Buxeda Anna, Caravaca-Fontán Fernando, Vigara Luis Alberto, Pérez-Canga José Luis, Calatayud Emma, Coloma Ana, Mazuecos Auxiliadora, Rodrigo Emilio, Sancho Asunción, Melilli Edoardo, Praga Manuel, Pérez-Sáez María José, Pascual Julio
Department of Nephrology, Hospital del Mar, Barcelona, Spain.
Hospital del Mar Medical Research Institute (IMIM), Barcelona, Spain.
Clin Kidney J. 2023 Apr 12;16(10):1644-1655. doi: 10.1093/ckj/sfad077. eCollection 2023 Oct.
We aimed to characterize the incidence and clinical presentation of membranous nephropathy (MN) after kidney transplantation (KT), and to assess allograft outcomes according to proteinuria rates and immunosuppression management.
Multicenter retrospective cohort study including patients from six Spanish centers who received a KT between 1991-2019. Demographic, clinical, and histological data were collected from recipients with biopsy-proven MN as primary kidney disease ( = 71) or MN diagnosed after KT ( = 4).
Up to 25.4% of patients with biopsy-proven MN as primary kidney disease recurred after a median time of 18.1 months posttransplant, without a clear impact on graft survival. Proteinuria at 3-months post-KT was a predictor for MN recurrence (rMN, HR 4.28; = 0.008). Patients who lost their grafts had higher proteinuria during follow-up [1.0 (0.5-2.5) vs 0.3 (0.1-0.5) g/24 h], but only eGFR after recurrence treatment predicted poorer graft survival (eGFR < 30 ml/min: RR = 6.8). We did not observe an association between maintenance immunosuppression and recurrence diagnosis. Spontaneous remission after rMN was associated with a higher exposure to tacrolimus before recurrence (trough concentration/dose ratio: 2.86 vs 1.18; = 0.028). Up to 94.4% of KT recipients received one or several treatments after recurrence onset: 22.2% rituximab, 38.9% increased corticosteroid dose, and 66.7% ACEi/ARBs. Only 21 patients had proper antiPLA2R immunological monitoring.

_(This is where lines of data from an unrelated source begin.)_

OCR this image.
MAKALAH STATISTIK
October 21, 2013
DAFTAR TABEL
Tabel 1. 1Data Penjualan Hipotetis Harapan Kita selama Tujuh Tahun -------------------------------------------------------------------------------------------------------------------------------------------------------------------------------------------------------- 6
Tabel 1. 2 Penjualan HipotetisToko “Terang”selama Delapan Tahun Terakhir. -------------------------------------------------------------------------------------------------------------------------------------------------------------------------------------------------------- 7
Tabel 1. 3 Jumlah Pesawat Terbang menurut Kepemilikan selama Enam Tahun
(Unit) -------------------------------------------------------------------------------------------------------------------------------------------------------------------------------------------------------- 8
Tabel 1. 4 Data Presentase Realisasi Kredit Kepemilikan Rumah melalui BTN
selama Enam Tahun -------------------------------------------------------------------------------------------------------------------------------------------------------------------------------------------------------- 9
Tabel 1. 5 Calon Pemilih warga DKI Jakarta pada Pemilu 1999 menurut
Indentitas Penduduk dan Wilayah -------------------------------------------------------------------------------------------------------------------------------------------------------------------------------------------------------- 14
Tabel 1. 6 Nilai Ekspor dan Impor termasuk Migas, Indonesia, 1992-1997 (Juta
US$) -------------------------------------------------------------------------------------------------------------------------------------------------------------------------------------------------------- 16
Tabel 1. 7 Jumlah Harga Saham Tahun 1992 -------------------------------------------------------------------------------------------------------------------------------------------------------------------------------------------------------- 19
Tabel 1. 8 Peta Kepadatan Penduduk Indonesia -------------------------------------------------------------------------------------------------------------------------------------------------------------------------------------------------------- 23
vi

One-fourth of patients with biopsy-proven MN as primary kidney disease recurred after KT, without a clear impact on graft survival. Spontaneous remission after rMN was associated with a higher exposure to tacrolimus before recurrence.
我们旨在描述肾移植(KT)后膜性肾病(MN)的发病率和临床表现,并根据蛋白尿率和免疫抑制管理评估移植肾结局。
多中心回顾性队列研究,纳入了1991年至2019年间在六个西班牙中心接受KT的患者。收集了经活检证实为原发性肾病的MN患者(n = 71)或KT后诊断为MN的患者(n = 4)的人口统计学、临床和组织学数据。
高达25.4%经活检证实为原发性肾病的MN患者在移植后中位时间18.1个月复发,对移植肾存活无明显影响。KT后3个月时的蛋白尿是MN复发(rMN)的预测因素(HR 4.28;P = 0.008)。移植肾失功的患者在随访期间蛋白尿水平更高[1.0(0.5 - 2.5)vs 0.3(0.1 - 0.5)g/24 h],但只有复发治疗后的估算肾小球滤过率(eGFR)可预测较差的移植肾存活(eGFR < 30 ml/min:RR = 6.8)。我们未观察到维持性免疫抑制与复发诊断之间存在关联。rMN后的自发缓解与复发前较高的他克莫司暴露量相关(谷浓度/剂量比:2.86 vs 1.18;P = 0.028)。高达94.4%的KT受者在复发后接受了一种或多种治疗:22.2%使用利妥昔单抗,38.9%增加皮质类固醇剂量,66.7%使用血管紧张素转换酶抑制剂/血管紧张素Ⅱ受体阻滞剂(ACEi/ARBs)。只有21例患者进行了适当的抗磷脂酶A2受体(antiPLA2R)免疫监测。
四分之一经活检证实为原发性肾病的MN患者在KT后复发,对移植肾存活无明显影响。rMN后的自发缓解与复发前较高的他克莫司暴露量相关。